Derek Zona and Gabe Desjardins over at Behind the Net Hockey (mostly shot quality deniers) have put up a $150 prize for anyone who can show that shot quality exists. One method they suggested one could pursue to prove such a thing was the following:
Are there players or teams with the ability to drive or suppress on-ice shooting percentage? What are their characteristics?
This prompted Rob Vollman (who I presume is a shot quality denier, my apologies if not) to look into just that and to do so he identified a group of players who had the highest save percentage against while they were on the ice. The theory is, if shot quality suppression was a talent then there should exist players who experience a very good save percentage for their team while they are on the ice. The group of players identified varied significantly from George Parros to Kyle Wellwood to Sean O’Donnell to Marco Sturm. In the end Rob came to the conclusion that these players all had high save percentages while they were on the ice because they mostly played against weaker quality of competition.
But none of them are facing their team’s toughest minutes. If they truly had the ability to suppress shooting percentage, why would Kesler and Burrows hop out against Ovechkin instead of Malhotra? Why would Pronger keep an eye on Crosby instead of O’Donnell? Kudos to each of them for playing their roles very well, but the explanation still appears grounded in Quality of Competition.

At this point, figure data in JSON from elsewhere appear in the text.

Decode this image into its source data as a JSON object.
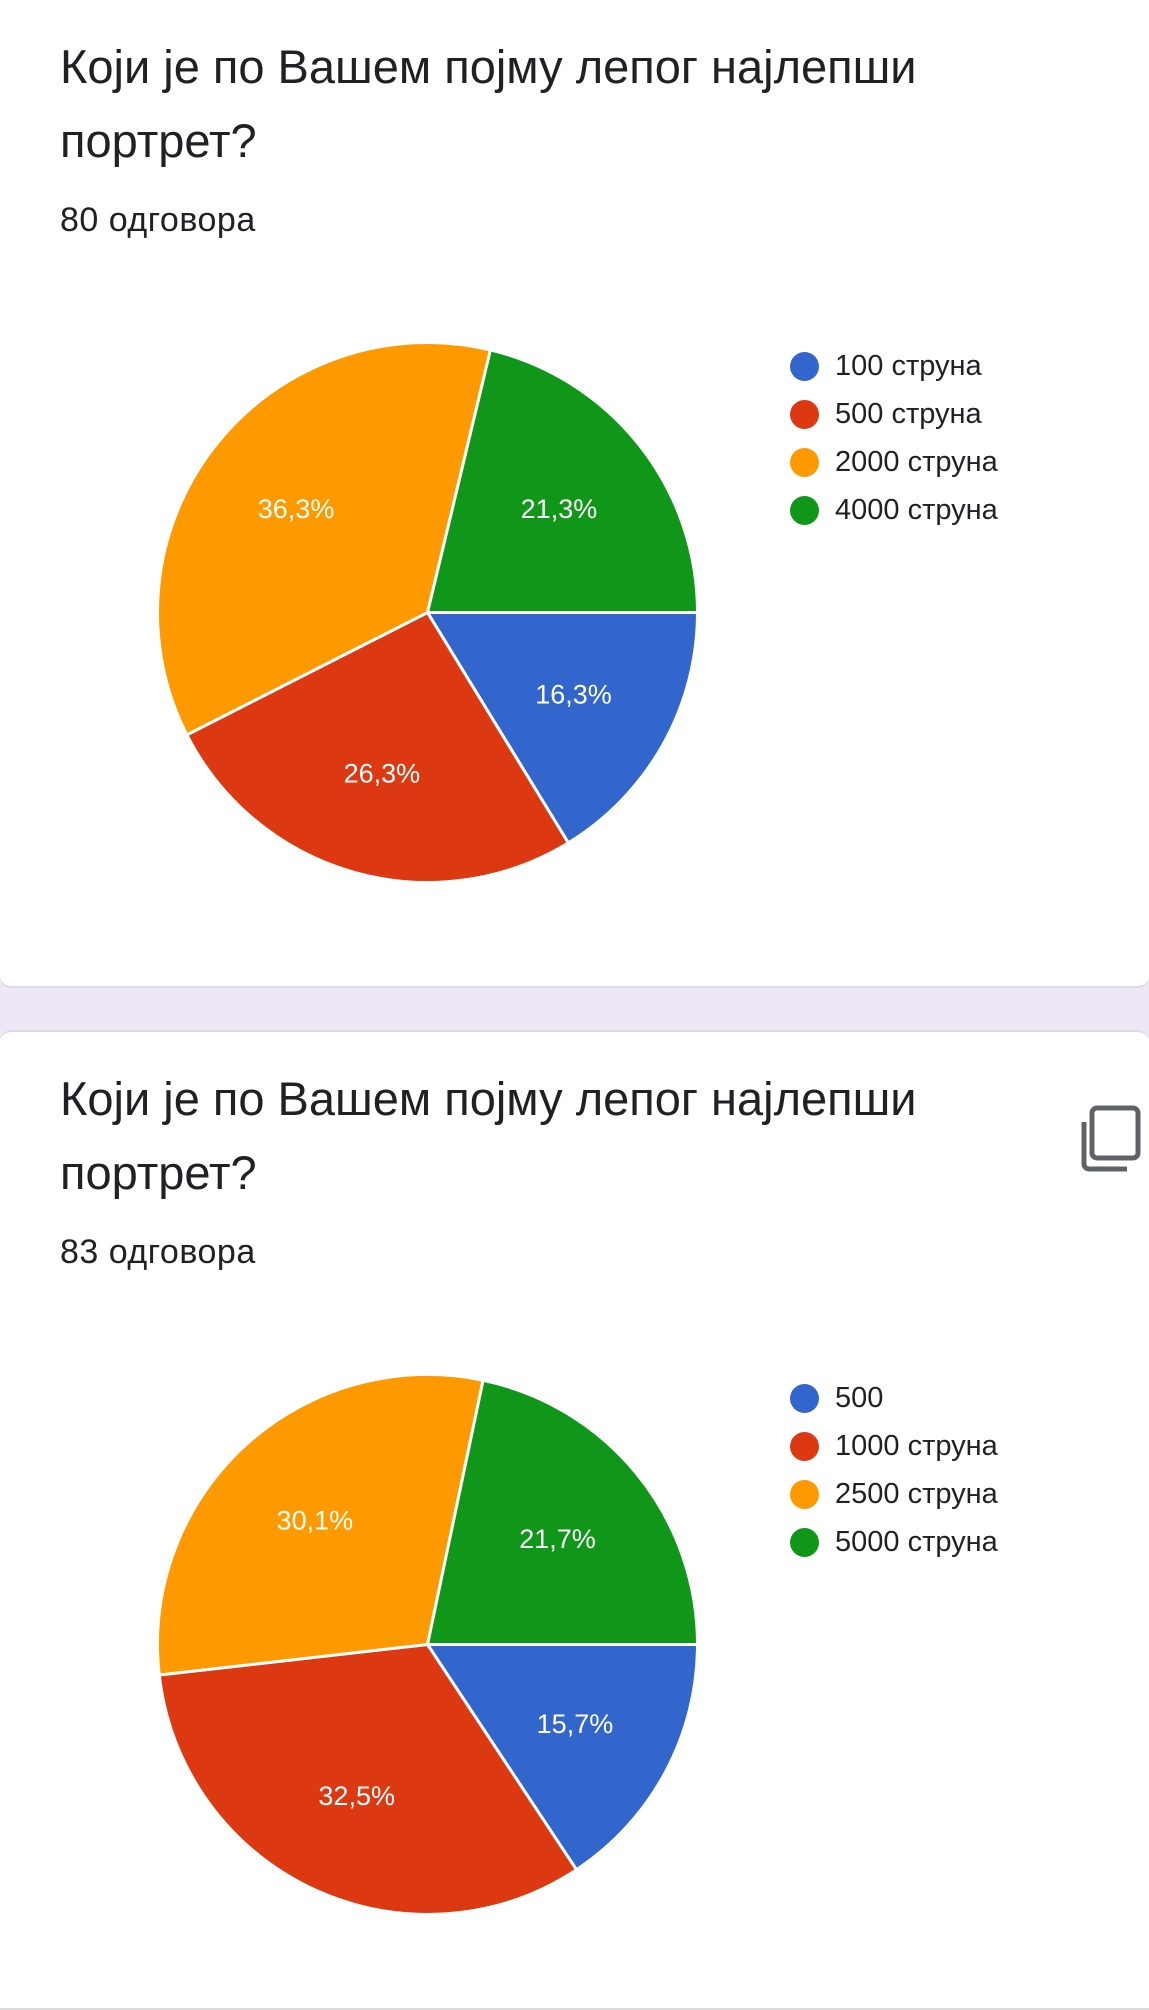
{
  "cards": [
    {
      "title": "Који је по Вашем појму лепог најлепши портрет?",
      "responses": "80 одговора",
      "show_copy": false
    },
    {
      "title": "Који је по Вашем појму лепог најлепши портрет?",
      "responses": "83 одговора",
      "show_copy": true
    }
  ],
  "icons": {
    "copy": "copy-icon"
  },
  "chart_data": [
    {
      "type": "pie",
      "title": "Који је по Вашем појму лепог најлепши портрет?",
      "categories": [
        "100 струна",
        "500 струна",
        "2000 струна",
        "4000 струна"
      ],
      "values": [
        16.3,
        26.3,
        36.3,
        21.3
      ],
      "labels": [
        "16,3%",
        "26,3%",
        "36,3%",
        "21,3%"
      ],
      "colors": [
        "#3366cc",
        "#dc3912",
        "#ff9900",
        "#109618"
      ],
      "legend_position": "right"
    },
    {
      "type": "pie",
      "title": "Који је по Вашем појму лепог најлепши портрет?",
      "categories": [
        "500",
        "1000 струна",
        "2500 струна",
        "5000 струна"
      ],
      "values": [
        15.7,
        32.5,
        30.1,
        21.7
      ],
      "labels": [
        "15,7%",
        "32,5%",
        "30,1%",
        "21,7%"
      ],
      "colors": [
        "#3366cc",
        "#dc3912",
        "#ff9900",
        "#109618"
      ],
      "legend_position": "right"
    }
  ]
}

And there is the fault in logic.
- Claim: Shot quality doesn’t exist.
- Counter-evidence: Some players do experience higher save percentages while they are on the ice.
- Rational: They do so because they play against weaker quality of competition.
- Claim Confirmed: Phew, my claim that shot quality doesn’t exist remains valid.
Now the whole problem with that theory is the rational part because the rational part requires shot quality to be real for it to be true. The only way you can have a better quality of competition (in terms shooting/save percentage) is to have shot quality exist. If shot quality didn’t exist all competitors would have the same level of shooting percentage talent. The claim and rational can’t both be true, so the logic fails.
And that is where identifying shot quality becomes difficult. Players that are generally good at reducing the quality of shots against are lined up against opponents who are generally good at creating quality shots for. The net result is their talents cancel each other out to some extent making it difficult to identify shot quality driving/suppressing talent just by looking at the numbers in isolation of who they are playing with and against.